Испуганный слабым стоном, Августин открыл глаза. В луче света,
подвешенный на невидимой нити, с облупленного тросникового потолка
спускался паук. Он опускался все ниже и ниже, туда, где, свернувшись как
кот, лежал Августин. Малыш потянулся к пауку, сдавил его слабыми пальцами
и съел. Вздохнув, он подтянул колени поближе к груди, дрожа от
предрассветного холода, который сочился сквозь щели грязных стен.
Августин уже не мог припомнить, сколько дней или недель прошло с тех
пор, как мать принесла его в эту ветхую заброшенную хижину, где летучие
мыши свисали с потолка, словно незажженные лампочки, а тараканы роились
днем и ночью. Он знал только, что он голоден, и что слизняки, пауки и
кузнечики никогда не смогут утолить грызущие боли в его вздутом животе.

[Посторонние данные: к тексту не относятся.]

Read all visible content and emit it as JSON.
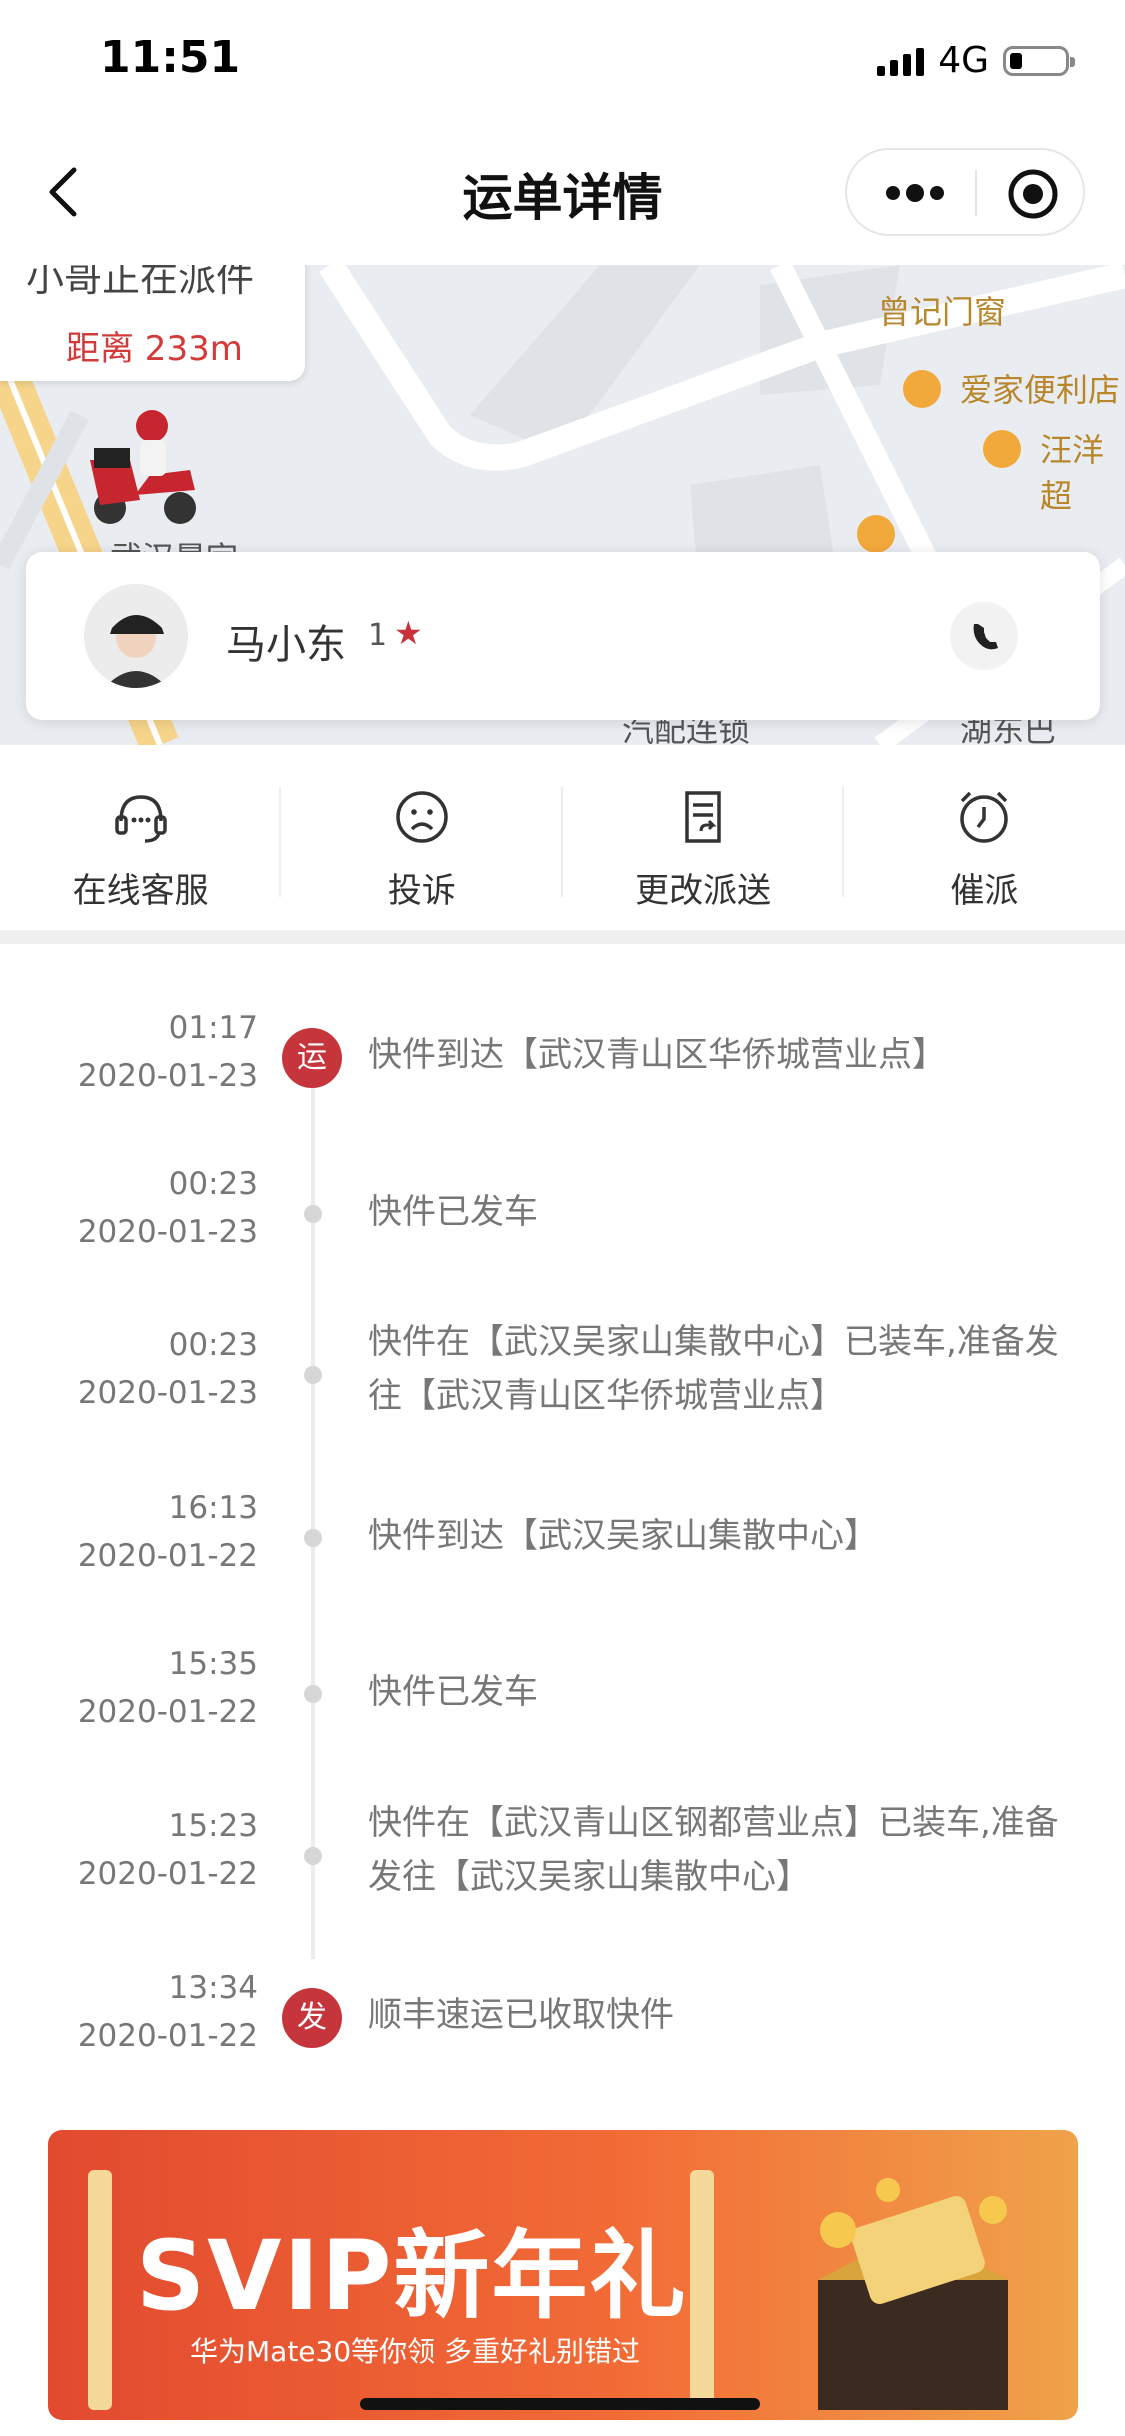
{
  "status": {
    "time": "11:51",
    "network": "4G"
  },
  "nav": {
    "title": "运单详情"
  },
  "map": {
    "tip_title": "小哥正在派件",
    "tip_distance": "距离 233m",
    "labels": [
      "曾记门窗",
      "爱家便利店",
      "汪洋超",
      "武汉晨宇",
      "汽配连锁",
      "湖东巴"
    ]
  },
  "courier": {
    "name": "马小东",
    "rating": "1"
  },
  "actions": [
    {
      "label": "在线客服",
      "icon": "headset-icon"
    },
    {
      "label": "投诉",
      "icon": "sad-face-icon"
    },
    {
      "label": "更改派送",
      "icon": "edit-document-icon"
    },
    {
      "label": "催派",
      "icon": "alarm-clock-icon"
    }
  ],
  "timeline": [
    {
      "time": "01:17",
      "date": "2020-01-23",
      "text": "快件到达【武汉青山区华侨城营业点】",
      "badge": "运"
    },
    {
      "time": "00:23",
      "date": "2020-01-23",
      "text": "快件已发车",
      "badge": ""
    },
    {
      "time": "00:23",
      "date": "2020-01-23",
      "text": "快件在【武汉吴家山集散中心】已装车,准备发往【武汉青山区华侨城营业点】",
      "badge": ""
    },
    {
      "time": "16:13",
      "date": "2020-01-22",
      "text": "快件到达【武汉吴家山集散中心】",
      "badge": ""
    },
    {
      "time": "15:35",
      "date": "2020-01-22",
      "text": "快件已发车",
      "badge": ""
    },
    {
      "time": "15:23",
      "date": "2020-01-22",
      "text": "快件在【武汉青山区钢都营业点】已装车,准备发往【武汉吴家山集散中心】",
      "badge": ""
    },
    {
      "time": "13:34",
      "date": "2020-01-22",
      "text": "顺丰速运已收取快件",
      "badge": "发"
    }
  ],
  "banner": {
    "title": "SVIP新年礼",
    "subtitle": "华为Mate30等你领  多重好礼别错过"
  },
  "colors": {
    "accent": "#c6343c",
    "distance": "#d33a3a"
  }
}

Августин услышал слабый стон, который исходил из затемненного угла в
дальнем конце комнаты. Он увидел призрак своей матери. Она сидела на
матрасе, ее рот был слегка приоткрыт. Она томно растирала свой голый
живот, оседлав матрас, словно осла. Ее голая тень скользила вверх и вниз
по закопченной стене.
Часом раньше он видел свою мать в тот момент, когда она дралась с
мужчиной. Он видел как ее голые ноги, словно две черные змеи, тесно
оплетая торс мужчины, вздымались при его дыхании. И когда он услышал
пронзительный крик и эту гнетущую тишину, остановившую ночь, он знал, что
мужчина выиграл битву. Он убил ее.
Усталые глаза Августина закрылись в блаженстве при мысли, что он стал
сиротой. Он был в безопасности. Его возьмут в приют. Под шелест призрачных
вздохов, хихиканья и шепота матери он задремал еще раз.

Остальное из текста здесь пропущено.